The UAE-based ADGM Registration Authority (“RA”) has published Discussion Paper No. 1 of 2026, seeking stakeholder feedback on draft guidance regarding virtual currency mining activities conducted within or from ADGM.
According to the announcement, the proposal aims to provide regulatory clarity as well as responsible innovation and governance standards regarding crypto mining.
In a discussion paper, ADGM defines cryptocurrency mining as validating transactions on a distributed ledger or infrastructure network in exchange for reward in the form of digital assets generated by a consensus mechanism. Financial Freezone takes a technology-neutral approach to its framework and accepts all types of blockchain, including proof-of-work, proof-of-stake, and more.
Licenses for virtual currency mining entities are not provided under the FSRA regulator, but rather as a financial service and under a commercial license by the Registrar. However, all cryptocurrency entities must also comply with UAE federal laws that are already in place.
The framework also includes clear governance expectations, such as beneficial ownership disclosure, operational integrity, and risk-based oversight tailored to the size and complexity of mining operations.
A new concept introduced by ADGM is global monitoring, which allows crypto mining entities registered with ADGM to monitor and control crypto mining operations overseas as well.
ADGM is seeking responses from entities, technology vendors, auditors, and other relevant industry participants that engage in or plan to engage in cryptocurrency mining activities. Feedback required by March 20, 2026.
ADGM wants to establish a framework for crypto mining as it can pose risks in areas such as operational resiliency, cybersecurity, transparency of ownership and control, facility health and safety, and cross-border surveillance.
“This is an important step towards regulatory certainty for entities involved in cryptocurrency mining, whether operating locally, establishing a regional headquarters, or managing ADGM’s global mining portfolio,” Dmitry Fedotov, head of emerging technologies at ADGM, said on LinkedIn.
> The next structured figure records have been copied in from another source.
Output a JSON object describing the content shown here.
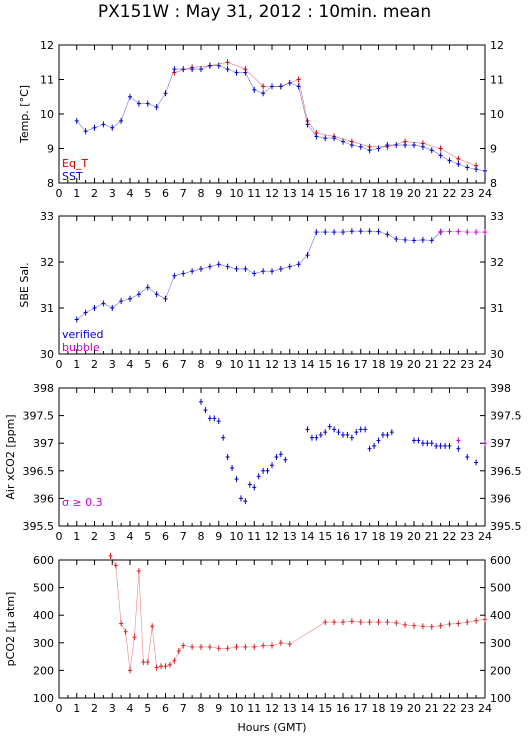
{
  "title": "PX151W : May 31, 2012 : 10min. mean",
  "xlabel": "Hours (GMT)",
  "x_ticks": [
    0,
    1,
    2,
    3,
    4,
    5,
    6,
    7,
    8,
    9,
    10,
    11,
    12,
    13,
    14,
    15,
    16,
    17,
    18,
    19,
    20,
    21,
    22,
    23,
    24
  ],
  "colors": {
    "eqt": "#cc0000",
    "sst": "#0000cc",
    "verified": "#0000cc",
    "bubble": "#cc00cc",
    "flag": "#cc00cc",
    "pco2": "#e02020"
  },
  "chart_data": [
    {
      "type": "line",
      "ylabel": "Temp. [°C]",
      "xlim": [
        0,
        24
      ],
      "ylim": [
        8,
        12
      ],
      "y_ticks": [
        8,
        9,
        10,
        11,
        12
      ],
      "legend": [
        "Eq_T",
        "SST"
      ],
      "legend_position": "bottom-left",
      "series": [
        {
          "name": "Eq_T",
          "color": "#cc0000",
          "x": [
            6.5,
            7.5,
            8.5,
            9.5,
            10.5,
            11.5,
            12.5,
            13.5,
            14.0,
            14.5,
            15.5,
            16.5,
            17.5,
            18.5,
            19.5,
            20.5,
            21.5,
            22.5,
            23.5
          ],
          "y": [
            11.2,
            11.35,
            11.4,
            11.5,
            11.3,
            10.8,
            10.8,
            11.0,
            9.8,
            9.45,
            9.35,
            9.2,
            9.05,
            9.05,
            9.2,
            9.15,
            9.0,
            8.7,
            8.5
          ]
        },
        {
          "name": "SST",
          "color": "#0000cc",
          "x": [
            1.0,
            1.5,
            2.0,
            2.5,
            3.0,
            3.5,
            4.0,
            4.5,
            5.0,
            5.5,
            6.0,
            6.5,
            7.0,
            7.5,
            8.0,
            8.5,
            9.0,
            9.5,
            10.0,
            10.5,
            11.0,
            11.5,
            12.0,
            12.5,
            13.0,
            13.5,
            14.0,
            14.5,
            15.0,
            15.5,
            16.0,
            16.5,
            17.0,
            17.5,
            18.0,
            18.5,
            19.0,
            19.5,
            20.0,
            20.5,
            21.0,
            21.5,
            22.0,
            22.5,
            23.0,
            23.5,
            24.0
          ],
          "y": [
            9.8,
            9.5,
            9.6,
            9.7,
            9.6,
            9.8,
            10.5,
            10.3,
            10.3,
            10.2,
            10.6,
            11.3,
            11.3,
            11.3,
            11.3,
            11.4,
            11.4,
            11.3,
            11.2,
            11.2,
            10.7,
            10.6,
            10.8,
            10.8,
            10.9,
            10.8,
            9.7,
            9.35,
            9.3,
            9.3,
            9.2,
            9.1,
            9.05,
            8.95,
            9.0,
            9.1,
            9.1,
            9.1,
            9.1,
            9.05,
            8.95,
            8.8,
            8.65,
            8.55,
            8.45,
            8.4,
            8.35
          ]
        }
      ]
    },
    {
      "type": "line",
      "ylabel": "SBE Sal.",
      "xlim": [
        0,
        24
      ],
      "ylim": [
        30,
        33
      ],
      "y_ticks": [
        30,
        31,
        32,
        33
      ],
      "legend": [
        "verified",
        "bubble"
      ],
      "legend_position": "bottom-left",
      "series": [
        {
          "name": "verified",
          "color": "#0000cc",
          "x": [
            1.0,
            1.5,
            2.0,
            2.5,
            3.0,
            3.5,
            4.0,
            4.5,
            5.0,
            5.5,
            6.0,
            6.5,
            7.0,
            7.5,
            8.0,
            8.5,
            9.0,
            9.5,
            10.0,
            10.5,
            11.0,
            11.5,
            12.0,
            12.5,
            13.0,
            13.5,
            14.0,
            14.5,
            15.0,
            15.5,
            16.0,
            16.5,
            17.0,
            17.5,
            18.0,
            18.5,
            19.0,
            19.5,
            20.0,
            20.5,
            21.0,
            21.5
          ],
          "y": [
            30.75,
            30.9,
            31.0,
            31.1,
            31.0,
            31.15,
            31.2,
            31.3,
            31.45,
            31.3,
            31.2,
            31.7,
            31.75,
            31.8,
            31.85,
            31.9,
            31.95,
            31.9,
            31.85,
            31.85,
            31.75,
            31.8,
            31.8,
            31.85,
            31.9,
            31.95,
            32.15,
            32.65,
            32.65,
            32.65,
            32.65,
            32.67,
            32.67,
            32.67,
            32.66,
            32.6,
            32.5,
            32.48,
            32.47,
            32.48,
            32.47,
            32.65
          ]
        },
        {
          "name": "bubble",
          "color": "#cc00cc",
          "x": [
            21.5,
            22.0,
            22.5,
            23.0,
            23.5,
            24.0
          ],
          "y": [
            32.66,
            32.66,
            32.66,
            32.65,
            32.65,
            32.65
          ]
        }
      ]
    },
    {
      "type": "scatter",
      "ylabel": "Air xCO2 [ppm]",
      "xlim": [
        0,
        24
      ],
      "ylim": [
        395.5,
        398
      ],
      "y_ticks": [
        395.5,
        396,
        396.5,
        397,
        397.5,
        398
      ],
      "annotation": "σ ≥ 0.3",
      "series": [
        {
          "name": "",
          "color": "#0000cc",
          "x": [
            8.0,
            8.25,
            8.5,
            8.75,
            9.0,
            9.25,
            9.5,
            9.75,
            10.0,
            10.25,
            10.5,
            10.75,
            11.0,
            11.25,
            11.5,
            11.75,
            12.0,
            12.25,
            12.5,
            12.75,
            14.0,
            14.25,
            14.5,
            14.75,
            15.0,
            15.25,
            15.5,
            15.75,
            16.0,
            16.25,
            16.5,
            16.75,
            17.0,
            17.25,
            17.5,
            17.75,
            18.0,
            18.25,
            18.5,
            18.75,
            20.0,
            20.25,
            20.5,
            20.75,
            21.0,
            21.25,
            21.5,
            21.75,
            22.0,
            22.5,
            23.0,
            23.5
          ],
          "y": [
            397.75,
            397.6,
            397.45,
            397.45,
            397.4,
            397.1,
            396.75,
            396.55,
            396.35,
            396.0,
            395.95,
            396.25,
            396.2,
            396.4,
            396.5,
            396.5,
            396.6,
            396.75,
            396.8,
            396.7,
            397.25,
            397.1,
            397.1,
            397.15,
            397.2,
            397.3,
            397.25,
            397.2,
            397.15,
            397.15,
            397.1,
            397.2,
            397.25,
            397.25,
            396.9,
            396.95,
            397.05,
            397.15,
            397.15,
            397.2,
            397.05,
            397.05,
            397.0,
            397.0,
            397.0,
            396.95,
            396.95,
            396.95,
            396.95,
            396.9,
            396.75,
            396.65
          ]
        },
        {
          "name": "",
          "color": "#cc00cc",
          "x": [
            22.5,
            24.0
          ],
          "y": [
            397.05,
            397.0
          ]
        }
      ]
    },
    {
      "type": "line",
      "ylabel": "pCO2 [μ atm]",
      "xlim": [
        0,
        24
      ],
      "ylim": [
        100,
        600
      ],
      "y_ticks": [
        100,
        200,
        300,
        400,
        500,
        600
      ],
      "series": [
        {
          "name": "",
          "color": "#e02020",
          "x": [
            2.9,
            3.2,
            3.5,
            3.75,
            4.0,
            4.25,
            4.5,
            4.75,
            5.0,
            5.25,
            5.5,
            5.75,
            6.0,
            6.25,
            6.5,
            6.75,
            7.0,
            7.5,
            8.0,
            8.5,
            9.0,
            9.5,
            10.0,
            10.5,
            11.0,
            11.5,
            12.0,
            12.5,
            13.0,
            15.0,
            15.5,
            16.0,
            16.5,
            17.0,
            17.5,
            18.0,
            18.5,
            19.0,
            19.5,
            20.0,
            20.5,
            21.0,
            21.5,
            22.0,
            22.5,
            23.0,
            23.5,
            24.0
          ],
          "y": [
            615,
            580,
            370,
            340,
            200,
            320,
            560,
            230,
            230,
            360,
            210,
            215,
            215,
            220,
            235,
            270,
            290,
            285,
            285,
            285,
            280,
            280,
            285,
            285,
            285,
            290,
            290,
            300,
            295,
            375,
            375,
            375,
            378,
            375,
            375,
            375,
            375,
            372,
            365,
            362,
            360,
            358,
            362,
            368,
            370,
            375,
            380,
            385
          ]
        }
      ]
    }
  ]
}
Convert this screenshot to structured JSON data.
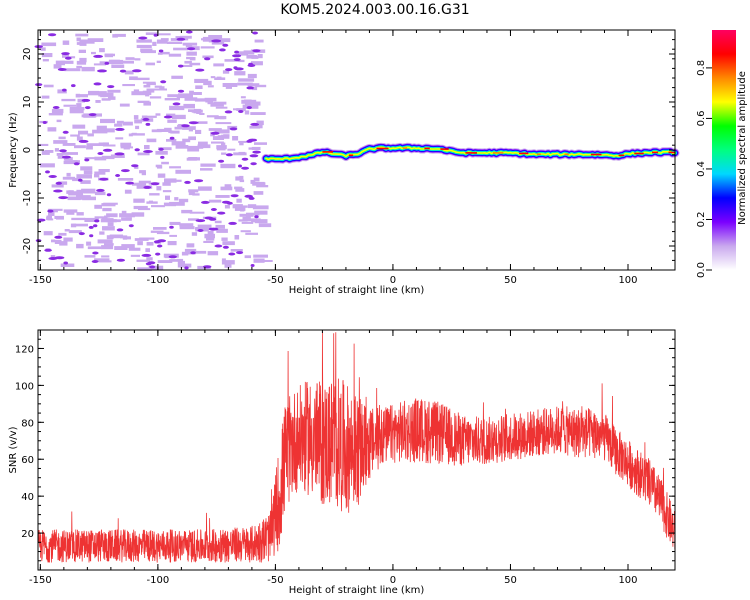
{
  "title": "KOM5.2024.003.00.16.G31",
  "chart_data": [
    {
      "type": "heatmap",
      "xlabel": "Height of straight line (km)",
      "ylabel": "Frequency (Hz)",
      "xlim": [
        -151,
        120
      ],
      "ylim": [
        -25,
        25
      ],
      "xticks": [
        -150,
        -100,
        -50,
        0,
        50,
        100
      ],
      "yticks": [
        -20,
        -10,
        0,
        10,
        20
      ],
      "noise_region_x": [
        -151,
        -54
      ],
      "trace": {
        "x": [
          -54,
          -50,
          -45,
          -40,
          -35,
          -30,
          -25,
          -20,
          -15,
          -10,
          -5,
          0,
          5,
          10,
          15,
          20,
          25,
          30,
          40,
          50,
          60,
          70,
          80,
          90,
          95,
          100,
          110,
          120
        ],
        "freq": [
          -1.8,
          -1.9,
          -1.8,
          -1.5,
          -1.1,
          -0.4,
          -0.8,
          -1.2,
          -0.8,
          0.2,
          0.4,
          0.4,
          0.4,
          0.4,
          0.3,
          0.2,
          -0.3,
          -0.6,
          -0.6,
          -0.6,
          -0.9,
          -0.9,
          -0.9,
          -1.0,
          -1.2,
          -0.8,
          -0.5,
          -0.5
        ]
      },
      "colorbar": {
        "label": "Normalized spectral amplitude",
        "range": [
          0.0,
          0.95
        ],
        "ticks": [
          0.0,
          0.2,
          0.4,
          0.6,
          0.8
        ],
        "colors": [
          "#ffffff",
          "#c9a8ee",
          "#7a00ff",
          "#0000ff",
          "#00d8ff",
          "#00ff80",
          "#00ff00",
          "#ffff00",
          "#ff8800",
          "#ff0000",
          "#ff0060"
        ]
      },
      "colors": {
        "scatter": "#c9a8ee",
        "scatter_core": "#8a2be2"
      }
    },
    {
      "type": "line",
      "xlabel": "Height of straight line (km)",
      "ylabel": "SNR (v/v)",
      "xlim": [
        -151,
        120
      ],
      "ylim": [
        0,
        130
      ],
      "xticks": [
        -150,
        -100,
        -50,
        0,
        50,
        100
      ],
      "yticks": [
        20,
        40,
        60,
        80,
        100,
        120
      ],
      "color": "#ee3333",
      "envelope": {
        "x": [
          -151,
          -120,
          -100,
          -80,
          -60,
          -52,
          -48,
          -46,
          -42,
          -35,
          -30,
          -25,
          -20,
          -15,
          -10,
          -5,
          0,
          10,
          20,
          30,
          40,
          50,
          60,
          70,
          80,
          85,
          90,
          95,
          100,
          105,
          110,
          115,
          120
        ],
        "mean": [
          13,
          13,
          13,
          13,
          14,
          18,
          42,
          60,
          70,
          72,
          68,
          70,
          66,
          64,
          68,
          72,
          74,
          76,
          74,
          70,
          70,
          72,
          74,
          76,
          74,
          74,
          72,
          64,
          58,
          52,
          46,
          34,
          20
        ],
        "amp": [
          9,
          9,
          9,
          9,
          10,
          14,
          30,
          30,
          28,
          32,
          34,
          36,
          36,
          30,
          20,
          16,
          16,
          18,
          17,
          14,
          13,
          13,
          13,
          13,
          14,
          14,
          13,
          13,
          13,
          13,
          13,
          13,
          12
        ]
      }
    }
  ]
}
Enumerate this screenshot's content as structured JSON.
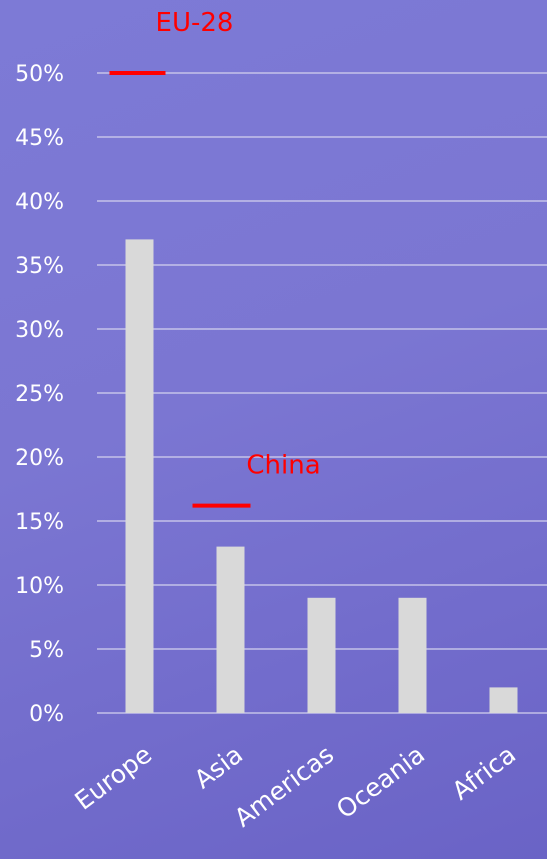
{
  "chart_data": {
    "type": "bar",
    "categories": [
      "Europe",
      "Asia",
      "Americas",
      "Oceania",
      "Africa"
    ],
    "values": [
      37,
      13,
      9,
      9,
      2
    ],
    "yticks": [
      "0%",
      "5%",
      "10%",
      "15%",
      "20%",
      "25%",
      "30%",
      "35%",
      "40%",
      "45%",
      "50%"
    ],
    "ylim": [
      0,
      50
    ],
    "grid": true,
    "annotations": [
      {
        "label": "EU-28",
        "value": 50,
        "category": "Europe"
      },
      {
        "label": "China",
        "value": 16.2,
        "category": "Asia"
      }
    ],
    "colors": {
      "bar": "#d9d9d9",
      "annotation": "#ff0000",
      "text": "#ffffff",
      "grid": "#d4d2ee"
    }
  }
}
He added that the areas in which feedback is particularly sought are the clarity of licensing requirements, the assessment, the proportionality of proposed license terms, the adequacy of on-chain address disclosure expectations, the adequacy of supervisory tools, including potential SupTech integration, and expectations for ADGM’s headquartered organization that oversees global mining operations.
The last one addresses a real gap, Fedetov said, as mining operations increasingly span multiple jurisdictions. “There is value in establishing clear expectations for how the home company will conduct oversight, perform due diligence on jurisdictions, and apply consistent governance standards across its global footprint,” he explains.
A small number of cryptocurrency mining companies operate in the UAE
The UAE already has several crypto mining entities operating out of the country.
The two main well-known companies are Phoenix, the UAE’s first cryptocurrency mining entity, which held an IPO and listed on the Abu Dhabi Exchange, and Marathon Digital, which established Abu Dhabi in 2023 by signing a shareholder agreement with FSI (FS Innovation), the BTC mining subsidiary of the sovereign fund UAE ADQ.
Additionally, in 2024, Hut 8, an energy infrastructure platform that integrates power, digital infrastructure, and large-scale computing to power next-generation energy-intensive use cases such as Bitcoin mining and high-performance computing, was registered to open an office in Dubai, United Arab Emirates.